2: Património Urbano

Transição do
Tradicional ao Moderno
Portugal no Final do Séc. XIX e Início do Séc. XX

João Vasco Araújo | José Nuno Cunha


09-11-2023
Contexto Histórico

O final do século XIX em Portugal foi um período de grande instabilidade política, social e
econômica, caracterizado por uma série de eventos marcantes. Portugal era governado por uma
monarquia constitucional, mas essa forma de governo estava fragilizada devido a diversos fatores. Um
desses fatores foi a recente crise do "Mapa Cor de Rosa", que ocorreu em 1886 e envolveu disputas de
fronteira com a Grã-Bretanha no sul de África. A crise resultou no subsequente Ultimato Britânico em
1890, no qual o rei português, Dom Carlos I, cedeu às demandas britânicas, causando um sentimento
de perda de soberania e descontentamento entre a população.
Além disso, Portugal enfrentava
um alto nível de corrupção no seu sistema
político e uma economia em dificuldades.
A economia portuguesa era altamente
dependente de produtos agrícolas, como o
vinho e o azeite. No entanto, esses produtos
agrícolas eram vulneráveis a flutuações de
mercado e incertezas na produção, o que
tornava o país economicamente vulnerável.
Essa série de eventos e desafios
acabou levando à instauração da Primeira
República em 1910, encerrando o longo
período de monarquia. A Primeira
República Portuguesa representou uma
tentativa de modernização do país e uma
quebra com a tradição monárquica. No
entanto, a transição para a república não foi Figura 1 - Mapa Cor-de-rosa
isenta de turbulências.
Durante a Primeira República, que se estendeu até 1926, Portugal enfrentou instabilidade
política com várias mudanças de governo, o que dificultou a implementação de reformas eficazes. Em
1914, com o início da Primeira Guerra Mundial, Portugal encontrou uma oportunidade para exportar
uma quantidade significativa de produtos agrícolas para suprir as necessidades dos países em guerra, o
que trouxe algum alívio para a economia do país.
No entanto, após o fim da Primeira Guerra Mundial, Portugal enfrentou dificuldades
económicas, incluindo inflação e desemprego.
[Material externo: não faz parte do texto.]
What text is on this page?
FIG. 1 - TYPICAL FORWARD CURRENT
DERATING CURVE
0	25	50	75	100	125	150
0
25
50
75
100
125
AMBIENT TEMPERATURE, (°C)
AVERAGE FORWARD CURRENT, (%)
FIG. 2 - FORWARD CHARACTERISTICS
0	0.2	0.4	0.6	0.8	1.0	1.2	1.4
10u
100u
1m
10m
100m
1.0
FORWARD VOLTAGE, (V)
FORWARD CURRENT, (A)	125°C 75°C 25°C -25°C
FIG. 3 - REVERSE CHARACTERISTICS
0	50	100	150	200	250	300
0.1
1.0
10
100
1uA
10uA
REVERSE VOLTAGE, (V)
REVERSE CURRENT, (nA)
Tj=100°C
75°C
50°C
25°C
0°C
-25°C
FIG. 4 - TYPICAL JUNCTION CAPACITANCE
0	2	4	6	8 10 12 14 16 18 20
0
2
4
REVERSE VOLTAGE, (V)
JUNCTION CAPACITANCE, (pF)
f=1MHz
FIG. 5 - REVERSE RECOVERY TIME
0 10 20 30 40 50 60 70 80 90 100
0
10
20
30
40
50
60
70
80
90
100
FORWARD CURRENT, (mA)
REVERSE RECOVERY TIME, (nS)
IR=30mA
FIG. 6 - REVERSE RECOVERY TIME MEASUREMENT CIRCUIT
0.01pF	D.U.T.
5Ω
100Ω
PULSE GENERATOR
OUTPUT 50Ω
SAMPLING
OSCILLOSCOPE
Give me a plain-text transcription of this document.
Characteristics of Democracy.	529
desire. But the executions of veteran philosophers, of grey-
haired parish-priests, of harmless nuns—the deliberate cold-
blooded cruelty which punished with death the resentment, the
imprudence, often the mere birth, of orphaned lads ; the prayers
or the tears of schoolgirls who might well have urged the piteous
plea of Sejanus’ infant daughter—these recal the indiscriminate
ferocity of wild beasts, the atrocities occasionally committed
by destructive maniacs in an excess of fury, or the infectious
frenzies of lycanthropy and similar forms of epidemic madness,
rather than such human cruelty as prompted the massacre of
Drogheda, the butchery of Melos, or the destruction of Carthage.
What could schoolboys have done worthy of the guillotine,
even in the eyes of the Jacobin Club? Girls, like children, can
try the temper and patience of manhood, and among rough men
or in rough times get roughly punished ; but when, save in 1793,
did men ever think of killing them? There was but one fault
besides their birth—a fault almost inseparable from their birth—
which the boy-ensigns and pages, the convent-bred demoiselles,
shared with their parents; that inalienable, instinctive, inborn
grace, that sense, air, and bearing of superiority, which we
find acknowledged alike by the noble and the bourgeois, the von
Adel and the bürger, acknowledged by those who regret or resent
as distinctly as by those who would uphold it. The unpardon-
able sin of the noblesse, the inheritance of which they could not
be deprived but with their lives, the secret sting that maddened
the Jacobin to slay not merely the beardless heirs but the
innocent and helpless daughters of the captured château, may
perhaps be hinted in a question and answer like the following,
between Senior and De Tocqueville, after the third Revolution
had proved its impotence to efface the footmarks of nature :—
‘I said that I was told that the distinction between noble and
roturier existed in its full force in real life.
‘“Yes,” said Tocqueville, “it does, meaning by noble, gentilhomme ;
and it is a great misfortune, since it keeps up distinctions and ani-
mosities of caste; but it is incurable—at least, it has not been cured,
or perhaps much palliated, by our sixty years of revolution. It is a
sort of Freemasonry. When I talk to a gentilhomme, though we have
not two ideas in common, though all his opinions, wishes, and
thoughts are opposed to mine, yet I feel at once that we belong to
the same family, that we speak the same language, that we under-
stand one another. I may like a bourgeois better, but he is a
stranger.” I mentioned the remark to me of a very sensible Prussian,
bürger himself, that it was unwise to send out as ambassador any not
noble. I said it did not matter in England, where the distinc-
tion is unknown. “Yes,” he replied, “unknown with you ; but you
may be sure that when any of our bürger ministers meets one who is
Este contexto histórico tumultuado e o desejo de
modernização marcaram a virada do século e lançaram as bases para futuros desenvolvimentos políticos
e económicos em Portugal.
Toda essa instabilidade política e econômica culminou na implantação do Estado Novo em
1933, que marcou uma nova fase na história de Portugal.
Introdução do Betão Armado em Portugal

Foi nesse contexto de instabilidade e progresso que surgiu na arquitetura o betão armado, uma
nova tecnologia que viria a revolucionar a construção no futuro. No entanto, antes de se estabelecer
plenamente, essa tecnologia passou por um período de introdução e adaptação às técnicas de construção
existentes.
O betão armado foi utilizado pela primeira vez no restauro da Fábrica de Moagem do Caramujo
em 1898, que havia sido recentemente atingida por um incêndio. No entanto, o seu primeiro uso em
edifícios residenciais ocorreu poucos anos depois, em 1905, no Palacete Valmor de Ventura Terra.
Manuel Ventura Terra (1866-1919), arquiteto formado na Academia de Belas Artes de Lisboa,
desempenhou um papel crucial na transição da arquitetura portuguesa tradicional para o modernismo.
Ele facilitou a introdução de várias influências arquitetónicas, popularizou o estilo parisiense no começo
da carreira, e já no início o sec. XX introduziu a arte Nova, e até introduziu do betão armado como
principal elemento estrutural. A sua influência e espírito inovador abriram caminho para a introdução
dos primeiros estilos internacionais, como a Arte Nova e a Art Déco.
Ventura Terra tinha um estilo construtivo eclético, frequentemente entrelaçando elementos
decorativos com influências neoclássicas e modernas. Os seus edifícios foram projetados para
aproveitar as vantagens de cada material, misturando pedra, betão e madeira. Eventualmente, em
projetos mais tardios, o arquiteto introduziu estruturas inteiras de betão armado. Um exemplo notável
da sua arquitetura inovadora é o Palácio Valmor (1906).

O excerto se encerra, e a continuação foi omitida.